How to compute this limit of the series?
$\lim_{N\rightarrow\infty}\sum_{k=1}^N\left(\frac{k-1}{N}\right)^N$
How to compute this limit of the series?
$\lim_{N\rightarrow\infty}\sum_{k=1}^N\left(\frac{k-1}{N}\right)^N$
Reparametrize the sum as $m=N-k+1$ so you have
$\lim_{N\to\infty}\sum_{m=1}^N\left(1-\frac{m}{N}\right)^N.$
If you take $N$ to be large, the terms of the sum each tend to $e^{-m}$ and you're left with a geometric sum, giving the result $1/(e-1)$. The details can, of course, be made more rigorous.
Here is another way to see that the limit is $\frac{1}{e-1}$ based on the Bernoulli numbers and Bernoulli polynomials. The following is an outline, but as with Jonathan's answer, the details can be made rigorous.

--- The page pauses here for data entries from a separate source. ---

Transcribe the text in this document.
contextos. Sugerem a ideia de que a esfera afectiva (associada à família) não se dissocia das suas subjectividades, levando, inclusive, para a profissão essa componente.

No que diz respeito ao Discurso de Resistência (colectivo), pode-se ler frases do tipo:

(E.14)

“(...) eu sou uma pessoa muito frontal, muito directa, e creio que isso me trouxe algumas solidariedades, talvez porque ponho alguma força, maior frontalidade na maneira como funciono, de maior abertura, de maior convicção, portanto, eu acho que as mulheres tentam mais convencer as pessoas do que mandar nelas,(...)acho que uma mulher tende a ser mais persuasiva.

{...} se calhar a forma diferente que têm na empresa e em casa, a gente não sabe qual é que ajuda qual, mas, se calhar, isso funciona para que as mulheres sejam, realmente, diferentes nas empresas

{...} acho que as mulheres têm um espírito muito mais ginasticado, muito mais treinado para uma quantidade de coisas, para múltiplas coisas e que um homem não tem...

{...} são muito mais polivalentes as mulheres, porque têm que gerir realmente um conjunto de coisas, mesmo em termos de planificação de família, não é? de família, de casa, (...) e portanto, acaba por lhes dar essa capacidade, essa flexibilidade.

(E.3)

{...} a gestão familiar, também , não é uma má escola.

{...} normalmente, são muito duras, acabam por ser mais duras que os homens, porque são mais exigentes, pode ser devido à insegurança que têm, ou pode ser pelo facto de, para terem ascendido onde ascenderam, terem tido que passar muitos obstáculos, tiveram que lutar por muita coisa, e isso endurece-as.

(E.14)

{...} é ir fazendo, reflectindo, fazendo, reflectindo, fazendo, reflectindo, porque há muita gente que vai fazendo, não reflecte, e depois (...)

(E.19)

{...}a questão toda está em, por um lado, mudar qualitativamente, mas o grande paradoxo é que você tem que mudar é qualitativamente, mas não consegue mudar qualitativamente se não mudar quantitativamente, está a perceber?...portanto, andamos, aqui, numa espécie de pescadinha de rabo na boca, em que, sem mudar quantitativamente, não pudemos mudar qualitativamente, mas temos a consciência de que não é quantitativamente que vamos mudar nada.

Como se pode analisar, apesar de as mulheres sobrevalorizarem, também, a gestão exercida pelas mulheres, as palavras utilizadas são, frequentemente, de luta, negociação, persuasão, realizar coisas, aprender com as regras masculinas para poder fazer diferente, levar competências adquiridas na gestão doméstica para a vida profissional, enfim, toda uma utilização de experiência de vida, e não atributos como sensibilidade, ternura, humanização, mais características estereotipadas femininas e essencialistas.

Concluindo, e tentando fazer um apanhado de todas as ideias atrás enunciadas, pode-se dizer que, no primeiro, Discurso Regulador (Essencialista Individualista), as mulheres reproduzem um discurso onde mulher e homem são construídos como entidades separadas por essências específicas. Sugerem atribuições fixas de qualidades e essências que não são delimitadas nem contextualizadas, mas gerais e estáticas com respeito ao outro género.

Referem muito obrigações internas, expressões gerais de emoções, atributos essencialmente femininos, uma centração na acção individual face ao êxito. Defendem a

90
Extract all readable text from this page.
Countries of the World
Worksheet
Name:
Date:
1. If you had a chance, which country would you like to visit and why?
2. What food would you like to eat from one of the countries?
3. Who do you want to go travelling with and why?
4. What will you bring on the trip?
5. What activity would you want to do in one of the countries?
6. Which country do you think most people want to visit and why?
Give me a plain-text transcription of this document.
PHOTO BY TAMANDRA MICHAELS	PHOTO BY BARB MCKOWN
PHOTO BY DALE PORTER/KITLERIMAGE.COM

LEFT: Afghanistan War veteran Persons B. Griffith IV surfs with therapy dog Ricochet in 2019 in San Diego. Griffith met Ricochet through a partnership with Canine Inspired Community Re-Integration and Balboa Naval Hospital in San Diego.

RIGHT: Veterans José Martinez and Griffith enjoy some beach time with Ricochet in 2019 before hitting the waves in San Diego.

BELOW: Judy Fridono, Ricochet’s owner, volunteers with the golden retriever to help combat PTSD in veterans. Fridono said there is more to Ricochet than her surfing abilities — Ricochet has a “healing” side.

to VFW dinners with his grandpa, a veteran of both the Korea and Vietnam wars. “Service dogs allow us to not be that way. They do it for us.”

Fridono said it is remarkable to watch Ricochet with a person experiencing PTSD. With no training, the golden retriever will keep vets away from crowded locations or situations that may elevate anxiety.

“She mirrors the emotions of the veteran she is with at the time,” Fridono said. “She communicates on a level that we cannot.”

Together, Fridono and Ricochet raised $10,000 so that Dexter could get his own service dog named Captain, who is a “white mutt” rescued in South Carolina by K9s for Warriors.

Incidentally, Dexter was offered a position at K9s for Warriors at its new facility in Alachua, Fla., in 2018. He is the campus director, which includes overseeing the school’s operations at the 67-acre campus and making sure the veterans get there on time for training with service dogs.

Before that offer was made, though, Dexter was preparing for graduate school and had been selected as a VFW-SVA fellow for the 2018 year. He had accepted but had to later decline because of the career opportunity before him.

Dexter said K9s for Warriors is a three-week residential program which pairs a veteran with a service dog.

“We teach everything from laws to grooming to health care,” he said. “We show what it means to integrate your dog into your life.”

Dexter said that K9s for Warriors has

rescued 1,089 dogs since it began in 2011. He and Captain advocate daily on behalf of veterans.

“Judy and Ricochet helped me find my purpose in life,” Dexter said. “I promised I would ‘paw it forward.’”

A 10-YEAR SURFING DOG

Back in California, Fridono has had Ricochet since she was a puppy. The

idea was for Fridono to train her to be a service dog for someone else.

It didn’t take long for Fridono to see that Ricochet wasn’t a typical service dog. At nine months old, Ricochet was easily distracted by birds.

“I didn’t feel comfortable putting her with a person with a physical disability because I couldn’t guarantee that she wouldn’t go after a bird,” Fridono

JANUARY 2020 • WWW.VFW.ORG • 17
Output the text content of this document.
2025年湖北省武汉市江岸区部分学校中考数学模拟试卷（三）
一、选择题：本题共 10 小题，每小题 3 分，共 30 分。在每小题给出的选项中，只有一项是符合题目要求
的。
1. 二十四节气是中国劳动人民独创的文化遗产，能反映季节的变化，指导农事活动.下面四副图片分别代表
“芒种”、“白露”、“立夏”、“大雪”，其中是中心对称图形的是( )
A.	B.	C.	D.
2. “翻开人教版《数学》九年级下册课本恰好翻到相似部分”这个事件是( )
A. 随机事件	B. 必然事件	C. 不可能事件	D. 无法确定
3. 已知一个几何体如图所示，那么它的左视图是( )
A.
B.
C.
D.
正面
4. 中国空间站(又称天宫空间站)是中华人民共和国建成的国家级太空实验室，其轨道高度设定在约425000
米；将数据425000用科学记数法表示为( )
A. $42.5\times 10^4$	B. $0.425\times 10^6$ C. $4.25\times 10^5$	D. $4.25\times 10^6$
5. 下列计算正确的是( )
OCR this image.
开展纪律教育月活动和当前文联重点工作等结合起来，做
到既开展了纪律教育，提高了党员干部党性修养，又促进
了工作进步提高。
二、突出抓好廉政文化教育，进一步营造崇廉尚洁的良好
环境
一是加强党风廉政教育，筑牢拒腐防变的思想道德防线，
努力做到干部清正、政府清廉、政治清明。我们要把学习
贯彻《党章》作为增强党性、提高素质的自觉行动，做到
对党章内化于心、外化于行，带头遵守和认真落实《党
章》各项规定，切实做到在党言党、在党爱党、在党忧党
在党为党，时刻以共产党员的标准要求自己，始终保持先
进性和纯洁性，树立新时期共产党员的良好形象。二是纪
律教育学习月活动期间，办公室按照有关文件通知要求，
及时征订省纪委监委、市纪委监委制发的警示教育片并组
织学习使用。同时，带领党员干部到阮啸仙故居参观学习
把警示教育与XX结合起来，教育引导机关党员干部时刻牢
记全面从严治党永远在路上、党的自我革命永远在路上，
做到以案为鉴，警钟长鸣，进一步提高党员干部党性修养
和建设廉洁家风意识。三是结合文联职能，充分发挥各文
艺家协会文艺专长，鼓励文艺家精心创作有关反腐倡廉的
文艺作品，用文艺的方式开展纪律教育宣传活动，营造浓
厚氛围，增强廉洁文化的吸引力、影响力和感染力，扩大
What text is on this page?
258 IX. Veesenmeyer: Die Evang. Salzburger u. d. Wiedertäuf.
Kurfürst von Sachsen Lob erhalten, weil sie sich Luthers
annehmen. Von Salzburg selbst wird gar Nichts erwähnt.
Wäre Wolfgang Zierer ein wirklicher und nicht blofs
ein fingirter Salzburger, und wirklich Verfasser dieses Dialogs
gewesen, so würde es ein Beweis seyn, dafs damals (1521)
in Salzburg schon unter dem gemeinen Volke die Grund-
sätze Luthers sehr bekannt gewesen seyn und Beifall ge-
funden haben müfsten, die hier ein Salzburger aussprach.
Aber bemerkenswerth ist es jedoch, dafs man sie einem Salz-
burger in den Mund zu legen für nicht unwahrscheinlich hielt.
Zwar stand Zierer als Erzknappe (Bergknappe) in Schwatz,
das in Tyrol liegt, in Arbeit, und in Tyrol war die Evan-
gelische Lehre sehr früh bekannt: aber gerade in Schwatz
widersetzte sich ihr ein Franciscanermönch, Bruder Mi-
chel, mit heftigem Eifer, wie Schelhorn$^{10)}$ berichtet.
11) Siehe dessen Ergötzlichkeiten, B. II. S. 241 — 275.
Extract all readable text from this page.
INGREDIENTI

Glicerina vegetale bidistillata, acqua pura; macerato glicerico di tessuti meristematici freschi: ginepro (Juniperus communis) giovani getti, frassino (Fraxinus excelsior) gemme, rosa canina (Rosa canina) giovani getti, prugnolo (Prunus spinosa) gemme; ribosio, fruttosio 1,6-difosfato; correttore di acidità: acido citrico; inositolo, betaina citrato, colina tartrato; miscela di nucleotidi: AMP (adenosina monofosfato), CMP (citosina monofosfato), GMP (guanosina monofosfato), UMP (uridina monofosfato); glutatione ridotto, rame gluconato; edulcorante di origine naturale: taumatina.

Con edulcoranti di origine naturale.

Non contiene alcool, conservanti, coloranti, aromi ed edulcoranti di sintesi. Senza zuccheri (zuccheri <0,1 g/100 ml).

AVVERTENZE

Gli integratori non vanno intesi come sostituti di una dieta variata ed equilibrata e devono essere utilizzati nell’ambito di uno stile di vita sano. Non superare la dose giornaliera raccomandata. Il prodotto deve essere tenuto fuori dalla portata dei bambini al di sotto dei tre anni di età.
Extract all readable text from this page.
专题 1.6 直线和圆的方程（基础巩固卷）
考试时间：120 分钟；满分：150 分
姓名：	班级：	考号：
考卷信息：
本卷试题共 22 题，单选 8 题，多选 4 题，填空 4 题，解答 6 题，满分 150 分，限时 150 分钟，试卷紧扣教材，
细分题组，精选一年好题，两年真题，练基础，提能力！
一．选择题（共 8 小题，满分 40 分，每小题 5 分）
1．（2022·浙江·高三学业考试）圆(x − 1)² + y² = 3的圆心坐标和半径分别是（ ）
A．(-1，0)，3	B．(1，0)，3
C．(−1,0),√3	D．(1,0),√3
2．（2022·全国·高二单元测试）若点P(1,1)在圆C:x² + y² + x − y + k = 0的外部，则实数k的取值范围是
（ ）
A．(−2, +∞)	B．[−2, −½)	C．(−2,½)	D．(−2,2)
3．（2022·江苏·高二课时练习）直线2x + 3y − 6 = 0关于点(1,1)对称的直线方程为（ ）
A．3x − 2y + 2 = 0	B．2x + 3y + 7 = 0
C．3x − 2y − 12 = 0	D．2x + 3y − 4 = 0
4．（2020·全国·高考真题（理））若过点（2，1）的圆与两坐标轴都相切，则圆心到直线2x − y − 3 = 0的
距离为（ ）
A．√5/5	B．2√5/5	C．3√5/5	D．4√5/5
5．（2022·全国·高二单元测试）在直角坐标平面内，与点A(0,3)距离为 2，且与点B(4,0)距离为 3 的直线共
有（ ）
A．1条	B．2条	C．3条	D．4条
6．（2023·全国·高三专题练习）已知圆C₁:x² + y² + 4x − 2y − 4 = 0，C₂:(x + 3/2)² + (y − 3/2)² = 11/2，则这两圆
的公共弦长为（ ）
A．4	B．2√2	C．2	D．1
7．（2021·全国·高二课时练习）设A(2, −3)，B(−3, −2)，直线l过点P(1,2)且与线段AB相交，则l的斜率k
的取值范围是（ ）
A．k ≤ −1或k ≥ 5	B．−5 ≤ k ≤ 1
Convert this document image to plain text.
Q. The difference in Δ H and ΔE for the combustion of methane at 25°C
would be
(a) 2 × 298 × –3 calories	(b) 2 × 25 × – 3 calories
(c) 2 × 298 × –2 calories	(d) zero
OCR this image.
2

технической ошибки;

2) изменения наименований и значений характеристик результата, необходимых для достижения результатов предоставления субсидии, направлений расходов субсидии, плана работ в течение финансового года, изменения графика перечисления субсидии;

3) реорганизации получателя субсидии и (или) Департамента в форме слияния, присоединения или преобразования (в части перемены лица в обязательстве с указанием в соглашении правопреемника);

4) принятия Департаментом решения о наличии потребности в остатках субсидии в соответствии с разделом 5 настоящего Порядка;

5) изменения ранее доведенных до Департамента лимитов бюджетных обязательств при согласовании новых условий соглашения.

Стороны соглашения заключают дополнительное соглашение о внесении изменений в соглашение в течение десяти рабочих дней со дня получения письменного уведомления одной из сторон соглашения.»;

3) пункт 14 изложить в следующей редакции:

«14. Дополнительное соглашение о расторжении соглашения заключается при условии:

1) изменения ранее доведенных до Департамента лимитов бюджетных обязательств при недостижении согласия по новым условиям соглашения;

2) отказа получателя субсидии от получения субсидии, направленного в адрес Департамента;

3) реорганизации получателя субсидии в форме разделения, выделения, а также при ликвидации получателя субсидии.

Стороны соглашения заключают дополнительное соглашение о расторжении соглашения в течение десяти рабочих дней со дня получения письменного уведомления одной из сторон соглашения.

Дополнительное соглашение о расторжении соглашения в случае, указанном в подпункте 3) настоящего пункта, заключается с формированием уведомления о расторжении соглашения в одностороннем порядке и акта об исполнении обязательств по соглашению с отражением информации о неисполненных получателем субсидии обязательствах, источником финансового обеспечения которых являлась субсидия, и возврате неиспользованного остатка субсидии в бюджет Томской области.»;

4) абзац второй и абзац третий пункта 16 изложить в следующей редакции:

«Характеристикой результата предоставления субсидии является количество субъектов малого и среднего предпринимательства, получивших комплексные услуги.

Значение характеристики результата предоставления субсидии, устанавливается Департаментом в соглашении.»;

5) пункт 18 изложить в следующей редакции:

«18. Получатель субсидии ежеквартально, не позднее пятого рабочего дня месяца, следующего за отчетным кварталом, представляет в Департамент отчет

If $B_p(x)$ is the $p^{th}$ Bernoulli polynomial, we have the formula $\sum_{k=0}^{N-1}k^{p}=\frac{B_{p+1}\left(N\right)-B_{p+1}(0)}{p+1}, $ and so the above limit is equal to $\lim_{N\rightarrow\infty}\frac{1}{N^{N}}\frac{B_{N+1}\left(N\right)}{N+1}. $ Using the expansion for the Bernoulli polynomial, $B_N(x)=\sum_{k=0}^N \binom{N}{k}B_k x^{N-k}$, we are looking at $\sum_{k=0}^{N+1}\binom{N+1}{N+1-k}B_{k}N^{N+1-k}, $ and so our limit is $\lim_{N\rightarrow \infty}\sum_{k=0}^{N+1}\frac{B_{k}}{k!} \left(\frac{(N+1)!}{(N+1-k)!N^{k}}\right).$ Being careful with bounds, the right most factor does not deviate far from $1$ when $k$ is small, and so it is possible to show that the above limit converges to $\sum_{k=0}^\infty \frac{B_k}{k!}.$ Recalling that $\frac{t}{e^t-1}$ is the generating function, we see that the above sum equals $\frac{1}{e-1}.$